If you were alive and watching movies, specifically R-rated movies, in the 1990s, the news that Washington's latest casts him as a cop on the hunt for a serial killer might inspire a few questions. Questions such as “Seriously?” and “Again?” You may not remember titles including Virtuosity, Fallen, and The Bone Collector, but you'll likely recall that it sometimes seemed as though every other month during that decade found the actor pursuing a cagey sicko in a glossy, violent Hollywood release. (Morgan Freeman took over on alternating months.) That's part of what makes Washington's presence in The Little Things so appealing, given that the film takes place in 1990, and was actually first written in 1993. Hancock's decision not to update the narrative to the present day was perhaps made out of expediency, as the addition of cell phones and GPS tracking would no doubt have resulted in a massive rewrite (and would've probably trimmed this 127-minute movie down to just over an hour). The 1990 setting, though, has its benefits, because even though Hancock's plot would be ludicrously hole-ridden under any circumstances, having it unfurl in the Los Angeles of 30 years ago allows the silliness to be sort of endearing. Web searches and DNA testing are all well and good, but in a serial-killer flick, nothing quite beats the dusting for fingerprints or a buried box of incriminating newspaper clippings.

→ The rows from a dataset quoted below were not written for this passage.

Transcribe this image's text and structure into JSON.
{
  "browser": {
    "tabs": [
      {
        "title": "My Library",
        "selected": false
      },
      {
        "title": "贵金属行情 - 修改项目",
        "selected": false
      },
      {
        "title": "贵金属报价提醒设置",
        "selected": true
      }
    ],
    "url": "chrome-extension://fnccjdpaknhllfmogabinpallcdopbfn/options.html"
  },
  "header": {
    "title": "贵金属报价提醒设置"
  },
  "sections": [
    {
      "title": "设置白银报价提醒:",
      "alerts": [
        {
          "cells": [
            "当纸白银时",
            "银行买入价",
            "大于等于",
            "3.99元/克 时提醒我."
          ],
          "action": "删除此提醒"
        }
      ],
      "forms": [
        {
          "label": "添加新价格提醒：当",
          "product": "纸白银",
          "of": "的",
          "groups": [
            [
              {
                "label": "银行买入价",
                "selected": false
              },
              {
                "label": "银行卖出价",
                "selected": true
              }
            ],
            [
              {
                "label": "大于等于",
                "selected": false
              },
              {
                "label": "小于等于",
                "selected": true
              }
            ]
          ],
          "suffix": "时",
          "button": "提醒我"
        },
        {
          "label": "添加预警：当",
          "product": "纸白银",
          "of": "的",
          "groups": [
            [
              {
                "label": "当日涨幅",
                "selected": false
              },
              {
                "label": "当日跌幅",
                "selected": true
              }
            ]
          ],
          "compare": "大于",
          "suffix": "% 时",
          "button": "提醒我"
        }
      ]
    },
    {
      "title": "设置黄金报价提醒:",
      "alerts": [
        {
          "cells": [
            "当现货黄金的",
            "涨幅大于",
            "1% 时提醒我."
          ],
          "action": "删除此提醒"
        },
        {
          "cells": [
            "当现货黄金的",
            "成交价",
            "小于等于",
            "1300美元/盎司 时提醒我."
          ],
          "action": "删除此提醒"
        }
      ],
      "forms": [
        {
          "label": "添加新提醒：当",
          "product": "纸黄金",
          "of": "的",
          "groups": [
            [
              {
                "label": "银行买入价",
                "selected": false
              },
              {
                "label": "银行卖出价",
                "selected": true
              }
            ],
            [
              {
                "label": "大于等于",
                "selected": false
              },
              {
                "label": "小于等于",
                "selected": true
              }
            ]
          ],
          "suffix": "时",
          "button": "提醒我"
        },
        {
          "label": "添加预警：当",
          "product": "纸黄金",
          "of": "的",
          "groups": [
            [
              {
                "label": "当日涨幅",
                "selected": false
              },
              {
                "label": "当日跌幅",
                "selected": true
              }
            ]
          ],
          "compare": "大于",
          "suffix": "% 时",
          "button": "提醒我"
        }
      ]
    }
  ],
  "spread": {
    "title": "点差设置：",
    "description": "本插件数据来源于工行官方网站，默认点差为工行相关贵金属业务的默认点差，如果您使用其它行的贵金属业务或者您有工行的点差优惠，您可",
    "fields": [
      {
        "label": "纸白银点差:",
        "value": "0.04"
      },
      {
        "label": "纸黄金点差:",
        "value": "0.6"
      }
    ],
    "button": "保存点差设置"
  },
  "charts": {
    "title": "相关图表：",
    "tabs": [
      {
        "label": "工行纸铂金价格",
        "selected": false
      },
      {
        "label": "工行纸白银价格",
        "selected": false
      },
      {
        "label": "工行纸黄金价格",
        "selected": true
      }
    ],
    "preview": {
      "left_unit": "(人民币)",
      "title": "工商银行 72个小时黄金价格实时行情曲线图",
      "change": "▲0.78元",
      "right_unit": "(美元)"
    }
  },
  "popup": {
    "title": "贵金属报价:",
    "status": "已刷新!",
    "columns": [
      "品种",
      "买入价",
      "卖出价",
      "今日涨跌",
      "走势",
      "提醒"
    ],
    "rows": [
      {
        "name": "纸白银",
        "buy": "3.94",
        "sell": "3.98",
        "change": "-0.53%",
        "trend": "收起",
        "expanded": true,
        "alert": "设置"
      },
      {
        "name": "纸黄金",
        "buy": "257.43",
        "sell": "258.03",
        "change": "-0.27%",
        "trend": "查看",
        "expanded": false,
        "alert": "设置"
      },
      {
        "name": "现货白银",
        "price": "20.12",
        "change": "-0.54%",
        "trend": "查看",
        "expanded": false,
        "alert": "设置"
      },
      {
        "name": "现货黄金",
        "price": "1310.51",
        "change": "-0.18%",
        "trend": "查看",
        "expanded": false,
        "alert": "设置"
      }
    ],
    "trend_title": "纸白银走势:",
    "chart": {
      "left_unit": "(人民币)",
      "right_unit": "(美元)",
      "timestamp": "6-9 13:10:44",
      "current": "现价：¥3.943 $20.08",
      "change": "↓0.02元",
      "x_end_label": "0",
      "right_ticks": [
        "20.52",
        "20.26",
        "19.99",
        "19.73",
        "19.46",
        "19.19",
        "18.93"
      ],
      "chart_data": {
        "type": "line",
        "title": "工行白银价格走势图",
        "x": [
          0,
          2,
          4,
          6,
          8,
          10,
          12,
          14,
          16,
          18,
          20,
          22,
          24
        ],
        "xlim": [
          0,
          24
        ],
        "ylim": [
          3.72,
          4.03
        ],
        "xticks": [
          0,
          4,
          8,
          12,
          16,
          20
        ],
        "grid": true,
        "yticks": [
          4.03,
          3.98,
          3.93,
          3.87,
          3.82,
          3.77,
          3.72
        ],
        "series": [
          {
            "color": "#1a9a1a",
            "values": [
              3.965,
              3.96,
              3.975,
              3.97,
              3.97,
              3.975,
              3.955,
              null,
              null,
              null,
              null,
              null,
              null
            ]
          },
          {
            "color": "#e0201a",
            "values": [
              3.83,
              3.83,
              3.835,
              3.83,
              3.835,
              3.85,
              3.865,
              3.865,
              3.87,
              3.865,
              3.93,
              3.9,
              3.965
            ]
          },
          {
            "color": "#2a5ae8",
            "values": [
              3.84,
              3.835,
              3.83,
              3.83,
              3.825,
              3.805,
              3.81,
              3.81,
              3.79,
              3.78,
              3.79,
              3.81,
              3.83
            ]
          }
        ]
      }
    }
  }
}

Returning to the L.A. police station he left under whispered-about circumstances (the buzzwords include “disgrace” and “heart attack”), Washington's Deacon arrives to retrieve some evidence for a hometown crime and stays to assist his replacement – Rami Malek's detective Jim Baxter – in solving a puzzling series of homicides. Naturally, the case is uncannily similar to the one that forced Deacon's “retirement” years before, and also naturally, Deacon and Baxter immediately dislike each other. (Fear not, genre fans; as usual, that feeling won't last.) Yet along with the cops' requisite tense banter, the investigation commences, and eventually leads to the chief suspect being repair-shop employee Albert Sparma. You'll know he's a weirdo because he's played by Jared Leto. You'll know he's a potentially murderous weirdo because, for the role, Leto appears to have surgically removed his eyelids.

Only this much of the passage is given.